ALTO: Porque los telenoticieros siguen para abajo

Es cansado seguir. ¿Pero cómo no continuar pidiendo calidad en los noticieros? ¿Cómo no creer que a doña Pilar se le olvidó que el "énfasis en los sucesos" iba a cambiar? ¿No hay otra forma de comunicar a Costa Rica?

Ver una edición completa de noticias en la televisión tica sigue siendo un reto. Se ocupan cualidades especiales: usted no puede ser asqueroso/a, sensible, ni tener ganas de mucha profundidad; requiere de un poco de morbo, tolerancia a las fiestas de blanco/negro y ser fiel al fútbol de Costa Rica (en especial al equipo del canal que está viendo).

Pocas cosas se salvan: algunos -algunos- editoriales de Ignacio y Pilar (que en ocasiones se adjudican omni-potestades), la seriedad de las noticias del 11 y otros casos muy -muy- especiales. Canal 15 no tiene aún un noticiero.

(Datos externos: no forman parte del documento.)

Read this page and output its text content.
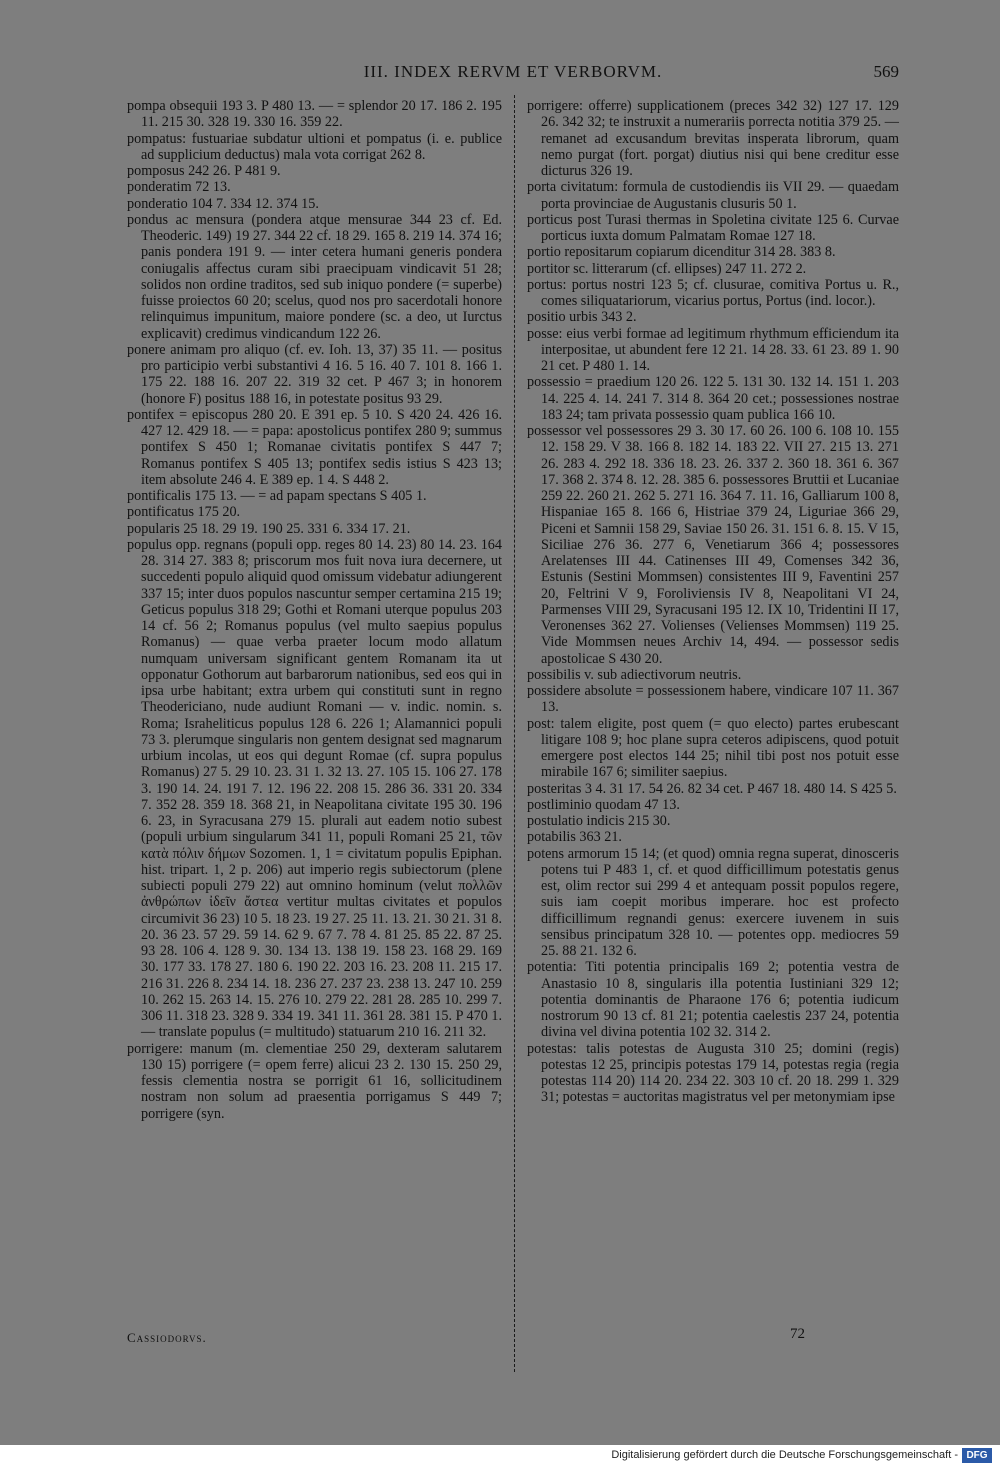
III. INDEX RERVM ET VERBORVM.	569

pompa obsequii 193 3. P 480 13. — = splendor 20 17. 186 2. 195 11. 215 30. 328 19. 330 16. 359 22.

pompatus: fustuariae subdatur ultioni et pompatus (i. e. publice ad supplicium deductus) mala vota corrigat 262 8.

pomposus 242 26. P 481 9.

ponderatim 72 13.

ponderatio 104 7. 334 12. 374 15.

pondus ac mensura (pondera atque mensurae 344 23 cf. Ed. Theoderic. 149) 19 27. 344 22 cf. 18 29. 165 8. 219 14. 374 16; panis pondera 191 9. — inter cetera humani generis pondera coniugalis affectus curam sibi praecipuam vindicavit 51 28; solidos non ordine traditos, sed sub iniquo pondere (= superbe) fuisse proiectos 60 20; scelus, quod nos pro sacerdotali honore relinquimus impunitum, maiore pondere (sc. a deo, ut Iurctus explicavit) credimus vindicandum 122 26.

ponere animam pro aliquo (cf. ev. Ioh. 13, 37) 35 11. — positus pro participio verbi substantivi 4 16. 5 16. 40 7. 101 8. 166 1. 175 22. 188 16. 207 22. 319 32 cet. P 467 3; in honorem (honore F) positus 188 16, in potestate positus 93 29.

pontifex = episcopus 280 20. E 391 ep. 5 10. S 420 24. 426 16. 427 12. 429 18. — = papa: apostolicus pontifex 280 9; summus pontifex S 450 1; Romanae civitatis pontifex S 447 7; Romanus pontifex S 405 13; pontifex sedis istius S 423 13; item absolute 246 4. E 389 ep. 1 4. S 448 2.

pontificalis 175 13. — = ad papam spectans S 405 1.

pontificatus 175 20.

popularis 25 18. 29 19. 190 25. 331 6. 334 17. 21.

populus opp. regnans (populi opp. reges 80 14. 23) 80 14. 23. 164 28. 314 27. 383 8; priscorum mos fuit nova iura decernere, ut succedenti populo aliquid quod omissum videbatur adiungerent 337 15; inter duos populos nascuntur semper certamina 215 19; Geticus populus 318 29; Gothi et Romani uterque populus 203 14 cf. 56 2; Romanus populus (vel multo saepius populus Romanus) — quae verba praeter locum modo allatum numquam universam significant gentem Romanam ita ut opponatur Gothorum aut barbarorum nationibus, sed eos qui in ipsa urbe habitant; extra urbem qui constituti sunt in regno Theodericiano, nude audiunt Romani — v. indic. nomin. s. Roma; Israheliticus populus 128 6. 226 1; Alamannici populi 73 3. plerumque singularis non gentem designat sed magnarum urbium incolas, ut eos qui degunt Romae (cf. supra populus Romanus) 27 5. 29 10. 23. 31 1. 32 13. 27. 105 15. 106 27. 178 3. 190 14. 24. 191 7. 12. 196 22. 208 15. 286 36. 331 20. 334 7. 352 28. 359 18. 368 21, in Neapolitana civitate 195 30. 196 6. 23, in Syracusana 279 15. plurali aut eadem notio subest (populi urbium singularum 341 11, populi Romani 25 21, τῶν κατὰ πόλιν δήμων Sozomen. 1, 1 = civitatum populis Epiphan. hist. tripart. 1, 2 p. 206) aut imperio regis subiectorum (plene subiecti populi 279 22) aut omnino hominum (velut πολλῶν ἀνθρώπων ἰδεῖν ἄστεα vertitur multas civitates et populos circumivit 36 23) 10 5. 18 23. 19 27. 25 11. 13. 21. 30 21. 31 8. 20. 36 23. 57 29. 59 14. 62 9. 67 7. 78 4. 81 25. 85 22. 87 25. 93 28. 106 4. 128 9. 30. 134 13. 138 19. 158 23. 168 29. 169 30. 177 33. 178 27. 180 6. 190 22. 203 16. 23. 208 11. 215 17. 216 31. 226 8. 234 14. 18. 236 27. 237 23. 238 13. 247 10. 259 10. 262 15. 263 14. 15. 276 10. 279 22. 281 28. 285 10. 299 7. 306 11. 318 23. 328 9. 334 19. 341 11. 361 28. 381 15. P 470 1. — translate populus (= multitudo) statuarum 210 16. 211 32.

porrigere: manum (m. clementiae 250 29, dexteram salutarem 130 15) porrigere (= opem ferre) alicui 23 2. 130 15. 250 29, fessis clementia nostra se porrigit 61 16, sollicitudinem nostram non solum ad praesentia porrigamus S 449 7; porrigere (syn.

porrigere: offerre) supplicationem (preces 342 32) 127 17. 129 26. 342 32; te instruxit a numerariis porrecta notitia 379 25. — remanet ad excusandum brevitas insperata librorum, quam nemo purgat (fort. porgat) diutius nisi qui bene creditur esse dicturus 326 19.

porta civitatum: formula de custodiendis iis VII 29. — quaedam porta provinciae de Augustanis clusuris 50 1.

porticus post Turasi thermas in Spoletina civitate 125 6. Curvae porticus iuxta domum Palmatam Romae 127 18.

portio repositarum copiarum dicenditur 314 28. 383 8.

portitor sc. litterarum (cf. ellipses) 247 11. 272 2.

portus: portus nostri 123 5; cf. clusurae, comitiva Portus u. R., comes siliquatariorum, vicarius portus, Portus (ind. locor.).

positio urbis 343 2.

posse: eius verbi formae ad legitimum rhythmum efficiendum ita interpositae, ut abundent fere 12 21. 14 28. 33. 61 23. 89 1. 90 21 cet. P 480 1. 14.

possessio = praedium 120 26. 122 5. 131 30. 132 14. 151 1. 203 14. 225 4. 14. 241 7. 314 8. 364 20 cet.; possessiones nostrae 183 24; tam privata possessio quam publica 166 10.

possessor vel possessores 29 3. 30 17. 60 26. 100 6. 108 10. 155 12. 158 29. V 38. 166 8. 182 14. 183 22. VII 27. 215 13. 271 26. 283 4. 292 18. 336 18. 23. 26. 337 2. 360 18. 361 6. 367 17. 368 2. 374 8. 12. 28. 385 6. possessores Bruttii et Lucaniae 259 22. 260 21. 262 5. 271 16. 364 7. 11. 16, Galliarum 100 8, Hispaniae 165 8. 166 6, Histriae 379 24, Liguriae 366 29, Piceni et Samnii 158 29, Saviae 150 26. 31. 151 6. 8. 15. V 15, Siciliae 276 36. 277 6, Venetiarum 366 4; possessores Arelatenses III 44. Catinenses III 49, Comenses 342 36, Estunis (Sestini Mommsen) consistentes III 9, Faventini 257 20, Feltrini V 9, Foroliviensis IV 8, Neapolitani VI 24, Parmenses VIII 29, Syracusani 195 12. IX 10, Tridentini II 17, Veronenses 362 27. Volienses (Velienses Mommsen) 119 25. Vide Mommsen neues Archiv 14, 494. — possessor sedis apostolicae S 430 20.

possibilis v. sub adiectivorum neutris.

possidere absolute = possessionem habere, vindicare 107 11. 367 13.

post: talem eligite, post quem (= quo electo) partes erubescant litigare 108 9; hoc plane supra ceteros adipiscens, quod potuit emergere post electos 144 25; nihil tibi post nos potuit esse mirabile 167 6; similiter saepius.

posteritas 3 4. 31 17. 54 26. 82 34 cet. P 467 18. 480 14. S 425 5.

postliminio quodam 47 13.

postulatio indicis 215 30.

potabilis 363 21.

potens armorum 15 14; (et quod) omnia regna superat, dinosceris potens tui P 483 1, cf. et quod difficillimum potestatis genus est, olim rector sui 299 4 et antequam possit populos regere, suis iam coepit moribus imperare. hoc est profecto difficillimum regnandi genus: exercere iuvenem in suis sensibus principatum 328 10. — potentes opp. mediocres 59 25. 88 21. 132 6.

potentia: Titi potentia principalis 169 2; potentia vestra de Anastasio 10 8, singularis illa potentia Iustiniani 329 12; potentia dominantis de Pharaone 176 6; potentia iudicum nostrorum 90 13 cf. 81 21; potentia caelestis 237 24, potentia divina vel divina potentia 102 32. 314 2.

potestas: talis potestas de Augusta 310 25; domini (regis) potestas 12 25, principis potestas 179 14, potestas regia (regia potestas 114 20) 114 20. 234 22. 303 10 cf. 20 18. 299 1. 329 31; potestas = auctoritas magistratus vel per metonymiam ipse

Cassiodorvs.	72
Digitalisierung gefördert durch die Deutsche Forschungsgemeinschaft - DFG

Es sencillo: no es posible seguir viendo tanto estereotipo en cada nota, no es posible seguir alimentando el morbo con tanta sangre, ni que las secciones de noticias sean sucesos, farándula y fútbol. No es posible que cuando hablen del juicio sobre la muerte de Natividad Canda, digan que el hombre fue "devorado"; o que cuando tiembla fuerte haya dos horas de transmisión con preguntas tan relevantes como "¿Cómo lo sintieron ahí?". No es posible que no diferencien un asesinato o un choque de un partido de fútbol. Mucho menos que cuando se reporta sobre la desaparición de un niño, salgan tomas de calzones en el suelo y luego la foto del bebé. No puede ser que se publique una pelea colegial (incluidos videos de Youtube), se entreviste a una adolescente con su identidad "protegida" y luego se entreviste a la madre como si no hubiera gente que los conociera. Tampoco que empeoren un discurso por medio de edición. ¿Es necesario seguir?

¿De qué se trata todo esto? ¿Seguir haciéndole caso a Mr. Rating nada más? ¿Vender, vender, vender? Además, según la economía, ¿No que la competencia hace que la calidad suba?
La disputa por la audiencia, y con ella por la publicidad, nos ha conducido a un panorama de medios en que los accidentes de tránsito y los delitos contra la vida y la propiedad son los principales temas. A contrapelo de la promesa de la economía neoclásica, la competencia de la prensa y la televisión han nivelado hacia abajo. - Carlos Sandoval
Pues bien, yo quiero pedir un alto. ¿Por qué? Porque lo podemos pedir. Porque hay algo que se nos olvidó en alguna parte del camino: las frecuencias de televisión son CONCESIONES. Sí, igual que la carretera a Caldera, el aeropuerto... y de igual manera se les puede tratar. Por muy poco que paguen -y este es otro tema-, quienes están en los canales de televisión no tienen el derecho divino de estar ahí. Se lo adueñaron, sí, pero tenemos el derecho de pedirles calidad, de informar de otra forma, de lograr otro discurso, de mostrar otras historias... Tenemos derecho a otra televisión. Y la queremos.